UBS needs the exemption to serve U.S. pensioners because it has been convicted in France in recent years of crimes including market rigging and tax evasion.
The agency said UBS teams operating in the U.S. pension market remain separate from the convicted UBS and Credit Suisse entities and should be trusted to protect their assets.
UBS has been operating under an exemption since 2013, but after the Credit Suisse merger, it will receive a new merger exemption on the condition that it meets certain conditions, such as submitting an audit report by January 2024. I was told that there is a possibility of getting it.
UBS missed the deadline, according to a notice included in hundreds of pages of documents reviewed by Reuters.
The letter said UBS was informed by the ministry in early 2024 that the bank appeared to have lost its waiver.
However, communications between the bank and U.S. authorities since July indicate that it took several months for the error to be corrected.
This episode provides a glimpse into the huge challenges facing UBS in its combination of Credit Suisse, the biggest banking merger since the 2008 global financial crisis, and the red tape and regulatory authorities that UBS will need to obtain and maintain. This highlights the minefield of approval.
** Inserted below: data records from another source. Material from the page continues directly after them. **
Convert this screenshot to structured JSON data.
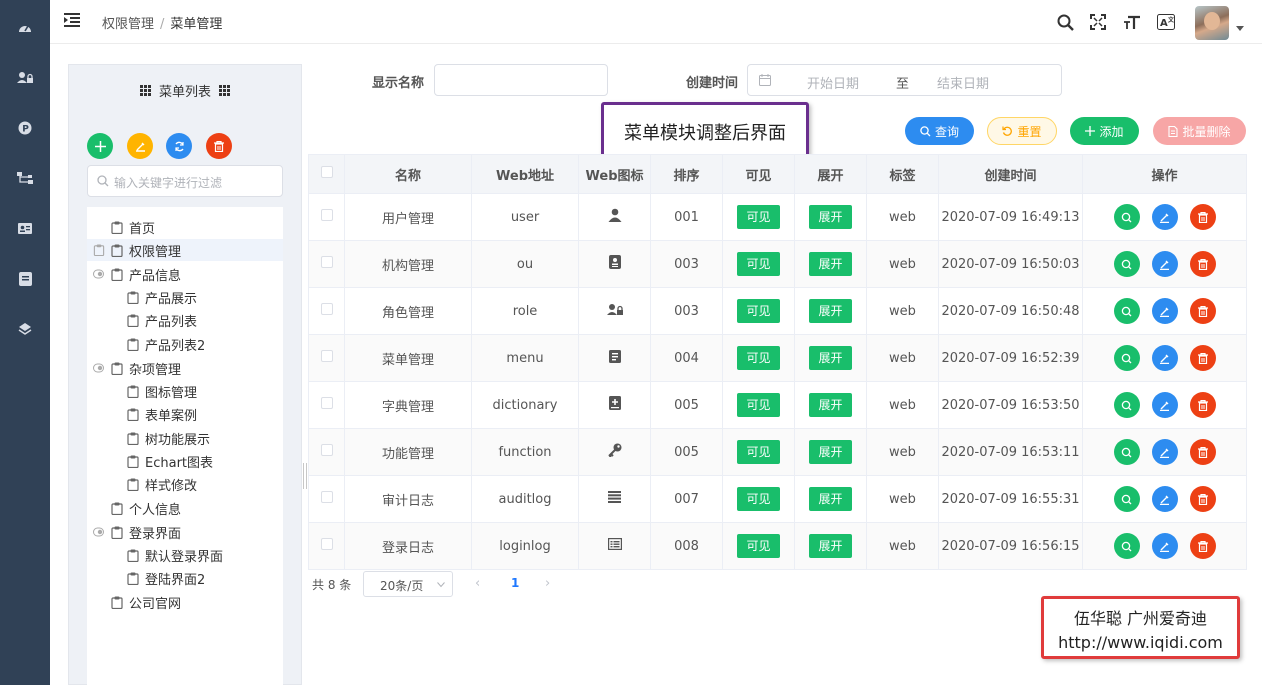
{
  "header": {
    "breadcrumb": [
      "权限管理",
      "菜单管理"
    ]
  },
  "rail_icons": [
    "dashboard-icon",
    "user-lock-icon",
    "p-icon",
    "sitemap-icon",
    "id-card-icon",
    "book-icon",
    "layers-icon"
  ],
  "tree": {
    "title": "菜单列表",
    "search_placeholder": "输入关键字进行过滤",
    "nodes": [
      {
        "label": "首页"
      },
      {
        "label": "权限管理"
      },
      {
        "label": "产品信息"
      },
      {
        "label": "产品展示"
      },
      {
        "label": "产品列表"
      },
      {
        "label": "产品列表2"
      },
      {
        "label": "杂项管理"
      },
      {
        "label": "图标管理"
      },
      {
        "label": "表单案例"
      },
      {
        "label": "树功能展示"
      },
      {
        "label": "Echart图表"
      },
      {
        "label": "样式修改"
      },
      {
        "label": "个人信息"
      },
      {
        "label": "登录界面"
      },
      {
        "label": "默认登录界面"
      },
      {
        "label": "登陆界面2"
      },
      {
        "label": "公司官网"
      }
    ]
  },
  "filter": {
    "name_label": "显示名称",
    "name_value": "",
    "date_label": "创建时间",
    "start_placeholder": "开始日期",
    "range_sep": "至",
    "end_placeholder": "结束日期"
  },
  "callout": "菜单模块调整后界面",
  "buttons": {
    "query": "查询",
    "reset": "重置",
    "add": "添加",
    "batch_delete": "批量删除"
  },
  "table": {
    "columns": [
      "名称",
      "Web地址",
      "Web图标",
      "排序",
      "可见",
      "展开",
      "标签",
      "创建时间",
      "操作"
    ],
    "rows": [
      {
        "name": "用户管理",
        "url": "user",
        "icon": "user-icon",
        "sort": "001",
        "visible": "可见",
        "expand": "展开",
        "tag": "web",
        "created": "2020-07-09 16:49:13"
      },
      {
        "name": "机构管理",
        "url": "ou",
        "icon": "ou-icon",
        "sort": "003",
        "visible": "可见",
        "expand": "展开",
        "tag": "web",
        "created": "2020-07-09 16:50:03"
      },
      {
        "name": "角色管理",
        "url": "role",
        "icon": "role-icon",
        "sort": "003",
        "visible": "可见",
        "expand": "展开",
        "tag": "web",
        "created": "2020-07-09 16:50:48"
      },
      {
        "name": "菜单管理",
        "url": "menu",
        "icon": "menu-icon",
        "sort": "004",
        "visible": "可见",
        "expand": "展开",
        "tag": "web",
        "created": "2020-07-09 16:52:39"
      },
      {
        "name": "字典管理",
        "url": "dictionary",
        "icon": "dictionary-icon",
        "sort": "005",
        "visible": "可见",
        "expand": "展开",
        "tag": "web",
        "created": "2020-07-09 16:53:50"
      },
      {
        "name": "功能管理",
        "url": "function",
        "icon": "key-icon",
        "sort": "005",
        "visible": "可见",
        "expand": "展开",
        "tag": "web",
        "created": "2020-07-09 16:53:11"
      },
      {
        "name": "审计日志",
        "url": "auditlog",
        "icon": "list-icon",
        "sort": "007",
        "visible": "可见",
        "expand": "展开",
        "tag": "web",
        "created": "2020-07-09 16:55:31"
      },
      {
        "name": "登录日志",
        "url": "loginlog",
        "icon": "list-alt-icon",
        "sort": "008",
        "visible": "可见",
        "expand": "展开",
        "tag": "web",
        "created": "2020-07-09 16:56:15"
      }
    ]
  },
  "pagination": {
    "total": "共 8 条",
    "page_size": "20条/页",
    "current": "1"
  },
  "watermark": {
    "line1": "伍华聪 广州爱奇迪",
    "line2": "http://www.iqidi.com"
  },
  "colors": {
    "rail": "#304156",
    "green": "#19be6b",
    "blue": "#2d8cf0",
    "red": "#ed4014",
    "yellow": "#ff9900"
  }
}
Now that the deadline has passed, UBS has made adjustments to its U.S. compliance team, including appointing a second compliance officer to oversee the waiver process, according to a July 29 letter from UBS’s legal representative to the U.S. government agency. He says he was forced to do so.
UBS said in the letter that it “deeply regrets the oversight” and called the delay “unacceptable”, but noted that the Credit Suisse merger had been “the subject of intense and rigorous efforts”. He also said that “without the exemption, many customers will leave UBS.”
A UBS spokesperson declined to comment. Representatives from the U.S. Department of Labor did not respond to requests for comment.
The failure put UBS at risk of losing a key part of the bank’s wealth management business, which manages more than $11 billion.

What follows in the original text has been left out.